À la causerie avait succédé le rire, la danse avait remplacé l’intrigue. Ce n’était plus une réception, c’était un bal, d’autant plus animé qu’il avait commencé plus tard, et qu’une infinité de jolies jambes avaient à prendre une éclatante revanche de leur longue inaction.

Les deux amis parcoururent une dernière fois les salons, jetèrent un coup d’œil sur les groupes de danseurs, et, d’un commun accord, se retirèrent.

Ils descendirent à pied l’avenue Friedland et le boulevard Haussmann, et prirent, à cinq heures du matin, congé l’un de l’autre sur la place de la Madeleine, après s’être promis de se retrouver vers les trois heures de l’après-midi, à l’hôtel de Bade, où Camille V… habitait en ce moment.

L’officier de marine attendit son ami à l’heure convenue, mais ne le vit pas arriver. Il commençait à s’inquiéter lorsqu’un garçon de l’hôtel entra dans sa chambre, et lui remit une lettre qu’un commissionnaire venait d’apporter. Elle était d’Adrien de C… Voici ce qu’elle contenait :

« Je me suis rendu hier à cette soirée de l’avenue Friedland dans l’espérance que le bruit, le mouvement apporteraient quelque diversion à ma tristesse.
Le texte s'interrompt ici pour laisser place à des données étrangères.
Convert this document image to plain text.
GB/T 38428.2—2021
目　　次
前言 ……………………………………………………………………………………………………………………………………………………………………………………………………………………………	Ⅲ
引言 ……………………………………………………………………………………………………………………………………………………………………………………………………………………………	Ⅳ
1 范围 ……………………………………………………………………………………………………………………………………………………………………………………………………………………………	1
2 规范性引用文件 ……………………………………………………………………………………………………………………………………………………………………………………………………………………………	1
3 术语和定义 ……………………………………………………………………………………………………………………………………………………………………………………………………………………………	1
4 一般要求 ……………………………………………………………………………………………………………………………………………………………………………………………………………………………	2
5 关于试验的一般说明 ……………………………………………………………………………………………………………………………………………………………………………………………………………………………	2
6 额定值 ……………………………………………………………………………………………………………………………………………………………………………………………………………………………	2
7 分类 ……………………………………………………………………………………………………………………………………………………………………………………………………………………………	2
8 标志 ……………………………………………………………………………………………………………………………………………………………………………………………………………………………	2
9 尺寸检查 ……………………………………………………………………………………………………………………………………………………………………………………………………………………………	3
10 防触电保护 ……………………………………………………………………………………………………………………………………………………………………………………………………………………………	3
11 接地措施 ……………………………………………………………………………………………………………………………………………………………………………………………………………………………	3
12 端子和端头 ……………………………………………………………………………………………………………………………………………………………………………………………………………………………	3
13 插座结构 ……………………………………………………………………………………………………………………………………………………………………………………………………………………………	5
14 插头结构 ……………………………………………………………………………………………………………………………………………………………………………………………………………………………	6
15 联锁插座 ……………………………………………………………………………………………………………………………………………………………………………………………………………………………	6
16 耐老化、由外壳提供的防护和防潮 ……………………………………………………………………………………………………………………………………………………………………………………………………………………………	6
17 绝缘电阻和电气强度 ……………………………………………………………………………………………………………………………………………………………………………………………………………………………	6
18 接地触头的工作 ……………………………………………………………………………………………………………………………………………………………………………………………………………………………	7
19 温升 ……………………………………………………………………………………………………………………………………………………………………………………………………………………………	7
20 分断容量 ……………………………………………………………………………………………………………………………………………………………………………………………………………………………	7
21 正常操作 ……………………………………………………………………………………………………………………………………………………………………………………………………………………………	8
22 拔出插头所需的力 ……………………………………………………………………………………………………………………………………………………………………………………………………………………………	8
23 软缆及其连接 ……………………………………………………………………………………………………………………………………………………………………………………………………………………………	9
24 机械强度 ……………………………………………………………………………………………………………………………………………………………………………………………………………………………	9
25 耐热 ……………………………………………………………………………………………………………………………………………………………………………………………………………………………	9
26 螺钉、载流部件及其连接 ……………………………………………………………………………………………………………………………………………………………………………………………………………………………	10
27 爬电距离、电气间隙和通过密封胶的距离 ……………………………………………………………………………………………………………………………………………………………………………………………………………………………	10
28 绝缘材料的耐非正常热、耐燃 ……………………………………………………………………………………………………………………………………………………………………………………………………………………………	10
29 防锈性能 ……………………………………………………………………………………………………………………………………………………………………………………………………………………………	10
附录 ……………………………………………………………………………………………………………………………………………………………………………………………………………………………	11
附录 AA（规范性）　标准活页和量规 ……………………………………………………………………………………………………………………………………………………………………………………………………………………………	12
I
Il n’en a rien été. Depuis six semaines, je lutte inutilement contre le chagrin qui m’absorbe. Paris me rappelle de trop cruels souvenirs. Je pars, je vais je ne sais où, tout droit devant moi. Que ton amitié me pardonne de ne pas te dire adieu. J’ai peur que tu ne m’interroges, que tu ne m’arraches mon secret, et je n’ai pas, en ce moment, le courage de te le dire. Mais tu le sauras un jour, mon cher camarade ; lorsque je serai plus calme, plus maître de moi, je compte écrire ma curieuse et exceptionnelle histoire. Je te l’enverrai, et si tu penses qu’il peut être utile à quelqu’un de la savoir, je t’autorise à la publier. Tu ne me nommeras pas, j’ai confiance en ta délicatesse, et personne n’aura l’idée de me reconnaître. Que m’importe, du reste ! Sais-je ce que je vais devenir !… »

Adrien de C… a tenu sa promesse ; nous publions le manuscrit qu’il a fait parvenir à Camille V…, et que celui-ci a cru pouvoir nous confier.